Chavez really realized that they were going to just keep coming for him and he said, we have to build bridges. We have to help these other countries to come and join us in building 21st century socialism in Latin America. And so, he began a program called the PetroCaribe program whereby he would give nations cheap oil, great credit and thereby help them in a period when oil was selling for a $100 a barrel. Haiti signed on to this deal in 2006. It took them two years to really get everything in place because of the resistance of the U.S. Embassy and the State Department, who were fighting them behind the scenes every step of the way. And, through a lot of different maneuvers, they managed to get into power a neo-Duvalierist president, a guy called Michel Martelly. Anyway, Martelly came in and for the five years that he was in office, the majority of this PetroCaribe fund was plundered.

It was about $4 billion worth of petro dollars, which were generated. Some of those were paid to Venezuela, but many of them went into this PetrocCaribe fund. Two Senate investigations found that at least $2 million of it was embezzled, stolen, misspent, just plain lost in some cases. Jovenel Moise, who is the current president, had an agribusiness, which basically is a shell company, a fake business. He was laundering millions of dollars through this agribusiness firm and came into office indicted for that money laundering. He had his agribusiness being given millions of dollars to fix a road and do other infrastructure work, none of what he did.

On Jan. 10, 2019, the Jovenel Moise government voted to stick a knife in the back of the Venezuelans when they voted with Washington saying that Nicolas Maduro was illegitimate.
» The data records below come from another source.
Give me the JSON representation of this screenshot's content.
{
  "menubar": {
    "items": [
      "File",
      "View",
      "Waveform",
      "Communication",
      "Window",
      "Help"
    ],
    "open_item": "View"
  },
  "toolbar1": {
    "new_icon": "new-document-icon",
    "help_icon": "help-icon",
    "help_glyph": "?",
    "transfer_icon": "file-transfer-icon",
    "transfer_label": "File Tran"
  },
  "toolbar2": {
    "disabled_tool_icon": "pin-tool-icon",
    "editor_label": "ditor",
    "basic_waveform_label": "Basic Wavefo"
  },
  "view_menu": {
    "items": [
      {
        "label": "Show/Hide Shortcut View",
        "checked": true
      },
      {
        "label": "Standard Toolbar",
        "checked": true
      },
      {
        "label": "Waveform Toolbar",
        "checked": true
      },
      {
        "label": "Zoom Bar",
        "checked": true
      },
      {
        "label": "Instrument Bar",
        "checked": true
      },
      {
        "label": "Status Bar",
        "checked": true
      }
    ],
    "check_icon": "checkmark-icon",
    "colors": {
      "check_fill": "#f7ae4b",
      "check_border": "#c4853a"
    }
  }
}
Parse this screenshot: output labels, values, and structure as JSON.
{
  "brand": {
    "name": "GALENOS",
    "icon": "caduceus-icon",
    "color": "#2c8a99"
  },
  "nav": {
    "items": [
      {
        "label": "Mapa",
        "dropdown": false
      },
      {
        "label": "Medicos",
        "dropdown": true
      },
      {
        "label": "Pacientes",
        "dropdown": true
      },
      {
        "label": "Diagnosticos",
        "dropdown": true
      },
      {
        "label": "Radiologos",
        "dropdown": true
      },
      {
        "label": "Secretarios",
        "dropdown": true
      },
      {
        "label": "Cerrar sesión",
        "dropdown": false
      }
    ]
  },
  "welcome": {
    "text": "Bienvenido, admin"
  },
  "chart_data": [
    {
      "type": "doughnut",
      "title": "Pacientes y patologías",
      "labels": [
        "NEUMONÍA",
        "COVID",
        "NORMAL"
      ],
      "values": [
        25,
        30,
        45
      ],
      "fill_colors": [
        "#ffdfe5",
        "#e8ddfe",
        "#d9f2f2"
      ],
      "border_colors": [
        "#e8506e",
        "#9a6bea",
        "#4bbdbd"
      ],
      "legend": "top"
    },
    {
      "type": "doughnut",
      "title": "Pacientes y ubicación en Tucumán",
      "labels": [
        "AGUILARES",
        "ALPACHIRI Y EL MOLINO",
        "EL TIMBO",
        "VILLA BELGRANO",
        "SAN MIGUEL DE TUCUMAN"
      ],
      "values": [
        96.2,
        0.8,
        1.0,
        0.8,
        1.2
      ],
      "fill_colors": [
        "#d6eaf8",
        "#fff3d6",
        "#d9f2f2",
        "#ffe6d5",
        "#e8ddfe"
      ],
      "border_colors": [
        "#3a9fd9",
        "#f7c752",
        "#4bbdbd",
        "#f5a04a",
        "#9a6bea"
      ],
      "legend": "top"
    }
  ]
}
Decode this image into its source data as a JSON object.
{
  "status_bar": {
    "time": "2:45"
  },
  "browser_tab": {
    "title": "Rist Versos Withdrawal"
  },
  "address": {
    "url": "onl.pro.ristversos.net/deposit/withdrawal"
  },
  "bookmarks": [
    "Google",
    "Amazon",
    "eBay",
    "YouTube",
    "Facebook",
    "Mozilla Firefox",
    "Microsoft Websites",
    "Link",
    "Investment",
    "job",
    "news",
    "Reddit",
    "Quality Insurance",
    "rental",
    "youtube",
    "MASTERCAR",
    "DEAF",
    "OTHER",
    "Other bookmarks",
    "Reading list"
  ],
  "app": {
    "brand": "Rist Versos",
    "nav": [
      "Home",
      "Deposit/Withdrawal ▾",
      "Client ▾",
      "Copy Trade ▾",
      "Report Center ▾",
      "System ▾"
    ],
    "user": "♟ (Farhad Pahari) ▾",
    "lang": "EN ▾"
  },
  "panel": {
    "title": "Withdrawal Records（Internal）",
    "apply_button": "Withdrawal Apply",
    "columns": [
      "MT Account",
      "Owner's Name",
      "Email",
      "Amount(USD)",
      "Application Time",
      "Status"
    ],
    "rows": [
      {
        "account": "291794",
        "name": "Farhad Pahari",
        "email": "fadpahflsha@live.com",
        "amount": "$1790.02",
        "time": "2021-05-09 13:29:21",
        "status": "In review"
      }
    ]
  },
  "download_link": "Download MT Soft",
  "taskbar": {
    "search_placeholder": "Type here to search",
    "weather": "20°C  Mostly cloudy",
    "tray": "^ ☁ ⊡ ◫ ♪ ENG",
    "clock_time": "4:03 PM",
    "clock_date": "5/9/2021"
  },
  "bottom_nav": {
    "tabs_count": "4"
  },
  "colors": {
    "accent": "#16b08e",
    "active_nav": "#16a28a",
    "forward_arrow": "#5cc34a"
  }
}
Here’s the guy (Jovenel Moise) who came into power with only 19 percent of the electorate taking part in the election. There was a very controversial election and he’s calling Nicolas Maduro, who won close to 70 percent of the vote in his country, even without the opposition members in it in that vote. So the (Haitian) people just said, “That’s it. We’re going out.” And hence on Feb. 7, which is the anniversary of Jean Claude’s departure 33 years ago, they came out in the streets and that began basically 10 days of what they called “Haiti Lock”. Haiti was locked down, nothing was working, schools, stores, streets, everything was stopped, stopped, stopped, burning barricades everywhere. The country was in flames. The rebellion has taken what they were saying, a little break. They are getting a little breath. Carnival is next week on March 5, but it is a extremely combustible situation right after Carnival or maybe when the second part of the accounting court report comes out in April, this thing is going to flare up and maybe that may be the end. I think Jovenel is on extremely thin ice.